Szymon Mierzyński, WP SportoweFakty: Pan grał dotąd tylko w jednym finale Pucharu Polski na PGE Narodowym, ale ten najbliższy będzie już trzecim dla Lecha w ciągu trzech lat. Jeśli tym razem się nie uda, a jesteście murowanym faworytem, będzie mała kompromitacja.
Maciej Gajos: Ten pierwszy finał, w którym nie grałem, oglądałem w telewizji. Pamiętam, że wtedy Lech dominował, a mimo to przegrał. Rok temu wszedłem w końcówce i też nie udało się zwyciężyć. Mam nadzieję, że do trzech razy sztuka. Zrobimy wszystko, by tym razem trofeum pojechało do Poznania.
Piłkarze nie lubią tak mówić, jednak Arka bez wątpienia nie stanowi dla was tak dużego wyzwania jak Legia.

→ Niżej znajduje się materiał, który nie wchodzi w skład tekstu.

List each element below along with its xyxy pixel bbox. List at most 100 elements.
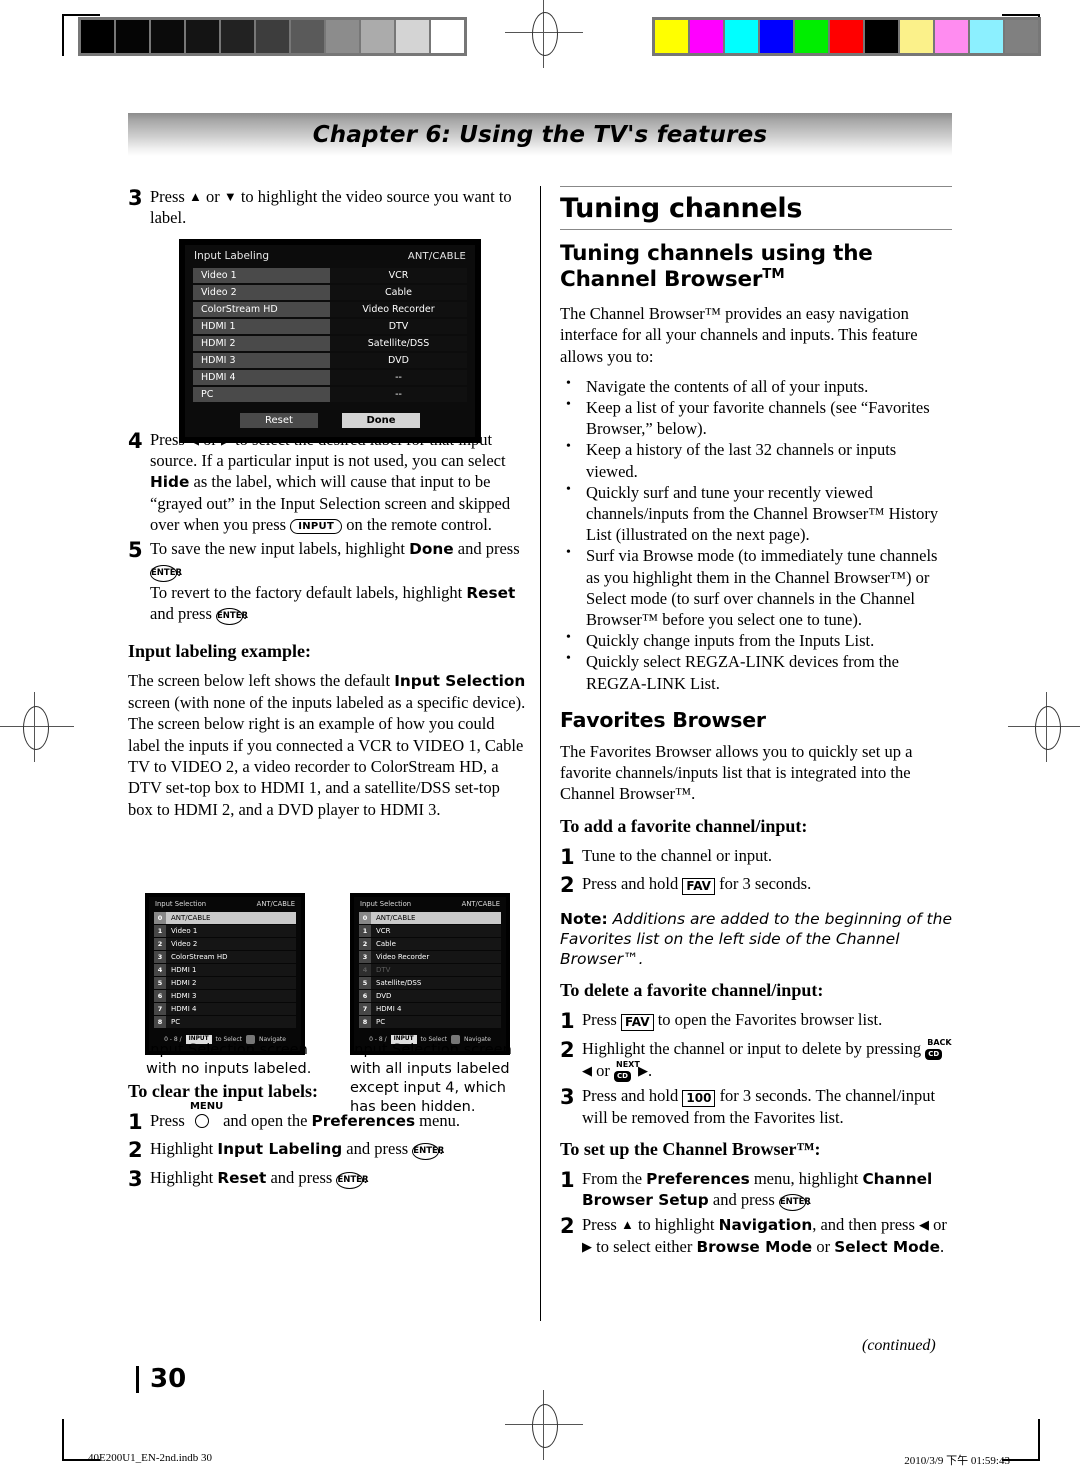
navigation-label: Navigation bbox=[718, 1216, 813, 1235]
del1-p1: Press bbox=[582, 1010, 621, 1030]
osd-selection-item[interactable]: 5 Satellite/DSS bbox=[359, 977, 501, 989]
osd-label-row[interactable]: ColorStream HD Video Recorder bbox=[193, 302, 467, 317]
caption-labeled-screen: Input Selection screen with all inputs l… bbox=[350, 1042, 512, 1116]
setup2-p2: to highlight bbox=[633, 1215, 719, 1235]
osd-selection-item[interactable]: 8 PC bbox=[359, 1016, 501, 1028]
enter-key-icon: ENTER bbox=[336, 1172, 369, 1190]
osd-reset-button[interactable]: Reset bbox=[240, 413, 318, 428]
osd-item-index: 7 bbox=[154, 1003, 166, 1015]
channel-browser-subheading: Tuning channels using the Channel Browser… bbox=[560, 241, 952, 293]
osd-selection-item[interactable]: 3 Video Recorder bbox=[359, 951, 501, 963]
step-text: Tune to the channel or input. bbox=[582, 845, 773, 865]
step-number: 2 bbox=[128, 1138, 143, 1163]
example-p1: The screen below left shows the default bbox=[128, 671, 395, 691]
setup1-p2: menu, highlight bbox=[749, 1168, 863, 1188]
step-number: 2 bbox=[560, 1214, 575, 1239]
osd-selection-item[interactable]: 0 ANT/CABLE bbox=[154, 912, 296, 924]
back-key-icon: BACK CD bbox=[925, 1038, 952, 1060]
osd-label-row[interactable]: HDMI 3 DVD bbox=[193, 353, 467, 368]
setup-step-2: 2 Press ▲ to highlight Navigation, and t… bbox=[560, 1214, 952, 1257]
trademark-symbol: TM bbox=[762, 266, 785, 282]
del1-p2: to open the Favorites browser list. bbox=[653, 1010, 883, 1030]
up-arrow-icon: ▲ bbox=[188, 189, 202, 204]
calibration-swatch bbox=[795, 20, 828, 53]
fav-key-icon: FAV bbox=[620, 1014, 654, 1032]
osd-current-source: ANT/CABLE bbox=[407, 250, 466, 262]
osd-item-label: PC bbox=[376, 1018, 386, 1026]
step-number: 3 bbox=[128, 186, 143, 210]
done-label: Done bbox=[409, 540, 454, 559]
step5-p5: and press bbox=[150, 604, 216, 624]
input-labeling-example-heading: Input labeling example: bbox=[128, 641, 312, 662]
step-text: Highlight the channel or input to delete… bbox=[582, 1038, 952, 1082]
list-item: Quickly surf and tune your recently view… bbox=[560, 481, 952, 546]
add2-p2: for 3 seconds. bbox=[714, 874, 812, 894]
step-3: 3 Press ▲ or ▼ to highlight the video so… bbox=[128, 186, 528, 228]
osd-input-name: Video 1 bbox=[193, 268, 330, 283]
osd-selection-item[interactable]: 6 HDMI 3 bbox=[154, 990, 296, 1002]
calibration-swatch bbox=[655, 20, 688, 53]
osd-item-label: DVD bbox=[376, 992, 392, 1000]
osd-selection-item[interactable]: 1 VCR bbox=[359, 925, 501, 937]
osd-selection-item[interactable]: 0 ANT/CABLE bbox=[359, 912, 501, 924]
back-key-label: BACK bbox=[927, 1037, 952, 1047]
osd-item-label: ColorStream HD bbox=[171, 953, 228, 961]
osd-selection-item[interactable]: 7 HDMI 4 bbox=[359, 1003, 501, 1015]
add-step-2: 2 Press and hold FAV for 3 seconds. bbox=[560, 873, 952, 899]
calibration-swatch bbox=[256, 20, 289, 53]
osd-selection-item[interactable]: 4 DTV bbox=[359, 964, 501, 976]
osd-label-row[interactable]: HDMI 4 -- bbox=[193, 370, 467, 385]
osd-input-name: HDMI 2 bbox=[193, 336, 330, 351]
step-text: Press and hold FAV for 3 seconds. bbox=[582, 873, 952, 899]
channel-browser-setup-heading: To set up the Channel Browser™: bbox=[560, 1138, 821, 1159]
osd-input-label-value: DVD bbox=[330, 353, 467, 368]
calibration-swatch bbox=[221, 20, 254, 53]
enter-key-icon: ENTER bbox=[412, 1143, 444, 1161]
osd-selection-item[interactable]: 6 DVD bbox=[359, 990, 501, 1002]
clear2-p3: . bbox=[439, 1139, 444, 1159]
calibration-swatch bbox=[900, 20, 933, 53]
osd-selection-item[interactable]: 4 HDMI 1 bbox=[154, 964, 296, 976]
list-item: Surf via Browse mode (to immediately tun… bbox=[560, 544, 952, 630]
step-text: From the Preferences menu, highlight Cha… bbox=[582, 1168, 952, 1212]
osd-label-row[interactable]: Video 2 Cable bbox=[193, 285, 467, 300]
osd-input-name: HDMI 1 bbox=[193, 319, 330, 334]
delete-step-2: 2 Highlight the channel or input to dele… bbox=[560, 1038, 952, 1082]
calibration-swatch bbox=[291, 20, 324, 53]
osd-header: Input Selection ANT/CABLE bbox=[149, 897, 301, 912]
osd-input-label-value: -- bbox=[330, 370, 467, 385]
step-5: 5 To save the new input labels, highligh… bbox=[128, 538, 528, 626]
step-text: Press ◀ or ▶ to select the desired label… bbox=[150, 429, 528, 535]
osd-item-label: Video 2 bbox=[171, 940, 198, 948]
add-favorite-heading: To add a favorite channel/input: bbox=[560, 815, 808, 836]
back-key-glyph: CD bbox=[925, 1048, 943, 1060]
caption-default-screen: Input Selection screen with no inputs la… bbox=[146, 1042, 312, 1078]
osd-selection-item[interactable]: 2 Cable bbox=[359, 938, 501, 950]
osd-item-label: Satellite/DSS bbox=[376, 979, 422, 987]
calibration-swatch bbox=[970, 20, 1003, 53]
registration-target-bottom-icon bbox=[505, 1390, 583, 1460]
note-label: Note: bbox=[560, 909, 608, 928]
osd-label-row[interactable]: Video 1 VCR bbox=[193, 268, 467, 283]
osd-selection-item[interactable]: 8 PC bbox=[154, 1016, 296, 1028]
osd-selection-item[interactable]: 5 HDMI 2 bbox=[154, 977, 296, 989]
osd-selection-item[interactable]: 1 Video 1 bbox=[154, 925, 296, 937]
clear-step-2: 2 Highlight Input Labeling and press ENT… bbox=[128, 1138, 528, 1164]
osd-done-button[interactable]: Done bbox=[342, 413, 420, 428]
step5-p4: To revert to the factory default labels,… bbox=[150, 582, 467, 602]
osd-item-index: 1 bbox=[154, 925, 166, 937]
osd-label-row[interactable]: PC -- bbox=[193, 387, 467, 402]
osd-label-row[interactable]: HDMI 2 Satellite/DSS bbox=[193, 336, 467, 351]
add2-p1: Press and hold bbox=[582, 874, 683, 894]
subheading-line2: Channel Browser bbox=[560, 267, 763, 293]
osd-item-label: HDMI 3 bbox=[171, 992, 197, 1000]
osd-selection-item[interactable]: 3 ColorStream HD bbox=[154, 951, 296, 963]
osd-label-row[interactable]: HDMI 1 DTV bbox=[193, 319, 467, 334]
setup1-p4: . bbox=[805, 1190, 810, 1210]
clear2-p1: Highlight bbox=[150, 1139, 218, 1159]
osd-item-index: 4 bbox=[359, 964, 371, 976]
grayscale-calibration-bar bbox=[78, 17, 467, 56]
osd-selection-item[interactable]: 2 Video 2 bbox=[154, 938, 296, 950]
osd-selection-item[interactable]: 7 HDMI 4 bbox=[154, 1003, 296, 1015]
clear1-p2: and open the bbox=[218, 1110, 312, 1130]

Lech jest faworytem w większości spotkań - bez względu na to czy gra u siebie, czy na wyjeździe. Teraz znów będziemy się musieli zmierzyć z taką rolą. Wiem jakie są opinie, ale to jest finał, jeden mecz i trzeba być odpowiednio przygotowanym. Nie walczymy o trzy punkty, których brak można odrobić w kolejnym spotkaniu. Wszystko zdecyduje się przez te najbliższe 90 minut.
Dla was chyba lepiej, że Arka wylądowała w grupie spadkowej? Gdynianie nie mogą sobie odpuścić ligi.

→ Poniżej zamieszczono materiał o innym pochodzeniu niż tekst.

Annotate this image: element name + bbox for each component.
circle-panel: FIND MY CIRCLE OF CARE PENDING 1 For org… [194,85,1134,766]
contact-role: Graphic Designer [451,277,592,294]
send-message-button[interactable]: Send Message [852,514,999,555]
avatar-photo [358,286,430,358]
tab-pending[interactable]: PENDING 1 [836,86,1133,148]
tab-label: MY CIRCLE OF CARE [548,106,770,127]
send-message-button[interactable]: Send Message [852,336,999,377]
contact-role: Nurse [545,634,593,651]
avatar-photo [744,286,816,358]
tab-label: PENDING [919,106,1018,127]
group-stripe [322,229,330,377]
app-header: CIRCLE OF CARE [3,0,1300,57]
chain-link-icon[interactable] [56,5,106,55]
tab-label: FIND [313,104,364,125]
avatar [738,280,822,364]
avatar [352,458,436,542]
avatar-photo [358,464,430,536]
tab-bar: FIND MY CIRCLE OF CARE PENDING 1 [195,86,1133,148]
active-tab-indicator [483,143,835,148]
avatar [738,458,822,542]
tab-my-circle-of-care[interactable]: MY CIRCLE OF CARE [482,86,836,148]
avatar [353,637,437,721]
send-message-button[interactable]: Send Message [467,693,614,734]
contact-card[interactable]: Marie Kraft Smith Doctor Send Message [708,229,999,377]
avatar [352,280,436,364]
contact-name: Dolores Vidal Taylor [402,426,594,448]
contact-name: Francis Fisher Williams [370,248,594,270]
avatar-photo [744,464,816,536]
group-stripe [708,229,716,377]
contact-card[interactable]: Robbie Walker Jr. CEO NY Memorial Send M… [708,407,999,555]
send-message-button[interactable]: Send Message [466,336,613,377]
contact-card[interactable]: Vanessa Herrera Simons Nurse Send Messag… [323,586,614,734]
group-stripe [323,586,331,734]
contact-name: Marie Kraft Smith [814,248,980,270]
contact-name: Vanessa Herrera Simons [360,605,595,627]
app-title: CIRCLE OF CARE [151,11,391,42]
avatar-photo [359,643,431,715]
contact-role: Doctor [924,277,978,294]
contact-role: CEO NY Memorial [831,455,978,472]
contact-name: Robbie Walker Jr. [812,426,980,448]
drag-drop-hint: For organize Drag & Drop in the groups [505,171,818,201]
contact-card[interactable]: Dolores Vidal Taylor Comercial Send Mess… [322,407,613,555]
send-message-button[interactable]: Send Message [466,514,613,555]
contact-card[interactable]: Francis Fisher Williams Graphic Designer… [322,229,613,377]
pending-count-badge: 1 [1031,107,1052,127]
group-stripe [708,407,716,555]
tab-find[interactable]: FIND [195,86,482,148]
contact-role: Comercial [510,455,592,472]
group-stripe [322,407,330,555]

Na pewno byłoby im łatwiej, gdyby się zakwalifikowali do pierwszej ósemki. Zeszłoby z nich ciśnienie. W obecnych okolicznościach nie mogą na to liczyć, bo wciąż walczą o utrzymanie, a tabela jest mocno spłaszczona. Szczerze mówiąc, nie wiem na ile nam to może pomóc. Mecz meczowi nierówny, mimo wszystko wolałbym się skoncentrować na swojej drużynie.
Wiosną Arka jest najgorsza jeśli chodzi o ligę i stąd zmiana trenera. Leszek Ojrzyński słynie z tego, że potrafi odbudowywać swoje zespoły pod względem mentalnym. Zdąży do wtorku?
Kilka miesięcy temu nikt by nie przypuszczał, że w Gdyni mogą nastąpić takie zmiany. Wiadomo, jakie są metody i temperament trenera Ojrzyńskiego. Nie będę tego oceniać, bo to nie moja rola, ale poza walką o utrzymanie, na pewno wszyscy w Arce myślą również o pucharze. Myślę, że także po to został tam zatrudniony nowy szkoleniowiec. Uważam jednak, że jeśli my zagramy na swoim poziomie, to powinniśmy wrócić do Poznania z pucharem.
ZOBACZ WIDEO Atalanta grała do końca, Juventus stracił punkty. Zobacz skrót [ZDJĘCIA ELEVEN]
Jaki obraz gry zobaczymy w finale? Lech w ciągłym ataku pozycyjnym i Arkę czyhającą na kontry? Tak było choćby w ligowym pojedynku w Poznaniu.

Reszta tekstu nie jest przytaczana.